OTHER NAMES: Princess's Parrot, Alexandra Parrot, Queen Alexandra Parot, Queen Alexandra Parakeet, Princess of Wales'
Parakeet, Rose-throated Parakeet, Spinifex Parrot.
Medium to large parrot. Male has light blue crown and nape with
forehead and sides of head pale blue-grey and pink chin and throat. Mantle, back and wings pale olive-green, wing coverts bright green.
coverts blue- violet. Central tail feathers green washed with blue near
tips, outer tail feathers blue-grey edged with pink. Breast and belly blue-grey
tinged with green and yellow. Eye orange, bill coral red and legs grey.
Adult females resemble the male, but the crown is a grey-mauve and rump and upper tail coverts grey-blue. Her wing coverts are duller and greener and the central tail feathers are shorter than those of the male. Immatures resemble the adult female.
The Princess Parrot is one of Australia's most elusive and least known parrots. It is tame and unobtrusive in its general behaviour and is mostly a terrestrial forager.
Widely but erratically distributed across interior northern Australia.
Arid woodland and scrub, especially Mulga, spinifex.
Seeds of grasses and shrubs.
May occur at any time
and is often loosely colonial.
The usual nesting site is a tree hollow, generally a riverine eucalypt but sometimes a casuarina away from water. The nest is usually lined with wood dust.
In captivity, Princess Parrots prefer to nest in a medium sized box. The preferred nesting material is either a potting mixture or fairly fine sawdust/ wood shavings. Our experience is that these birds do not nest in logs as a rule.
Male Princess Parrots
often make short flights around a prospective partner, bowing as they land
beside them. Following this, the feathers on the head are ruffed (and may also
be raised to a very small crest) whilst the body plumage tightens. With wings
partly opened, he then begins to rush from one side of the perch to another
whilst chattering. During this procedure the pupils are contracted.
In reply, the female usually crouches down, ruffs the head plumage and makes a soft call. This is folowed by the male feeding the female and copulation. Males often continue to feed the females frequently throughout the day.
18-24 months of age.
4-6 glossy white rounded eggs (28mm x 22mm). Incubation period: 21 days. The young usually fledge at around 42 days.
Mutations and Hybrids:
There are several
mutations for this species. These include: Blue (recessive) ,
Lutino (recessive) and Albino. A Red Princess is
currently being developed in Australia.
Princess Parrots have hybridised with the Superb Parrot, Regent Parrot, Crimson -winged Parrot and the Indian Ringneck.

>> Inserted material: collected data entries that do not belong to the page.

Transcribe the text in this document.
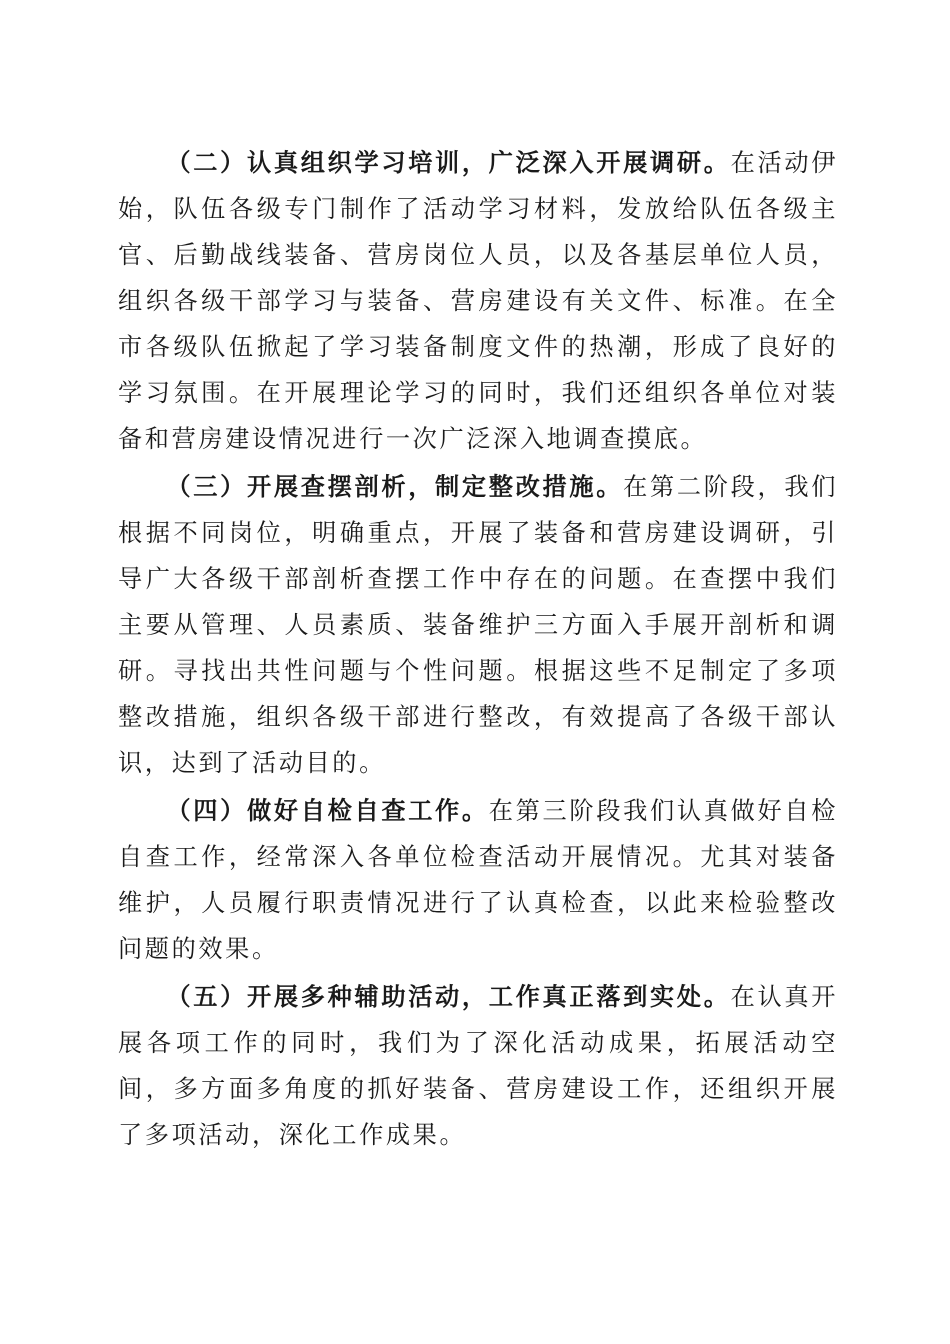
（二）认真组织学习培训，广泛深入开展调研。在活动伊始，队伍各级专门制作了活动学习材料，发放给队伍各级主官、后勤战线装备、营房岗位人员，以及各基层单位人员，组织各级干部学习与装备、营房建设有关文件、标准。在全市各级队伍掀起了学习装备制度文件的热潮，形成了良好的学习氛围。在开展理论学习的同时，我们还组织各单位对装备和营房建设情况进行一次广泛深入地调查摸底。

（三）开展查摆剖析，制定整改措施。在第二阶段，我们根据不同岗位，明确重点，开展了装备和营房建设调研，引导广大各级干部剖析查摆工作中存在的问题。在查摆中我们主要从管理、人员素质、装备维护三方面入手展开剖析和调研。寻找出共性问题与个性问题。根据这些不足制定了多项整改措施，组织各级干部进行整改，有效提高了各级干部认识，达到了活动目的。

（四）做好自检自查工作。在第三阶段我们认真做好自检自查工作，经常深入各单位检查活动开展情况。尤其对装备维护，人员履行职责情况进行了认真检查，以此来检验整改问题的效果。

（五）开展多种辅助活动，工作真正落到实处。在认真开展各项工作的同时，我们为了深化活动成果，拓展活动空间，多方面多角度的抓好装备、营房建设工作，还组织开展了多项活动，深化工作成果。
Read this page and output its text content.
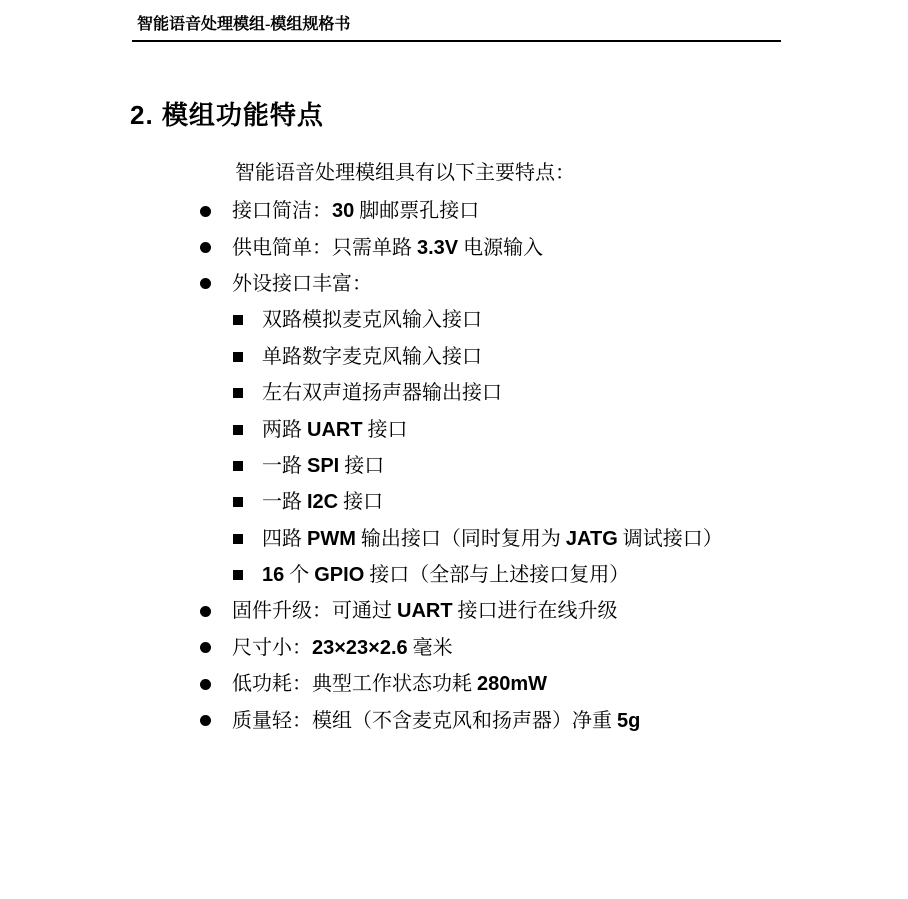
智能语音处理模组-模组规格书
2. 模组功能特点
智能语音处理模组具有以下主要特点：
接口简洁：30 脚邮票孔接口
供电简单：只需单路 3.3V 电源输入
外设接口丰富：
双路模拟麦克风输入接口
单路数字麦克风输入接口
左右双声道扬声器输出接口
两路 UART 接口
一路 SPI 接口
一路 I2C 接口
四路 PWM 输出接口（同时复用为 JATG 调试接口）
16 个 GPIO 接口（全部与上述接口复用）
固件升级：可通过 UART 接口进行在线升级
尺寸小：23×23×2.6 毫米
低功耗：典型工作状态功耗 280mW
质量轻：模组（不含麦克风和扬声器）净重 5g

Suitable Aviaries and Compatible Birds
Breeding pairs or individual birds are best kept in a medium to large aviary. The former should measure at least 1.5m x 2m. Regardless of size, cages or aviaries should be supplied with a range of perches. Princess Parrots are essentially quite peaceful and will readily share their aviary with a range of other species including grass parrots, Turquoise Parrots (and other Neophemas), Indian Ringnecks, Pheasants, Doves and Quail just to name a few. They may also be kept in flocks.
Species Specific Problems
These birds are known to
suffer from scaly face mite from time to time. This is easily treated with Aristopet Scaly Face and Leg Treatment.
Because these birds spend quite a bit of time on the ground, they are also susceptible to intestinal worms and coccidiosis. Turning over the soil on the aviary floor often will reduce the incidence of these problems.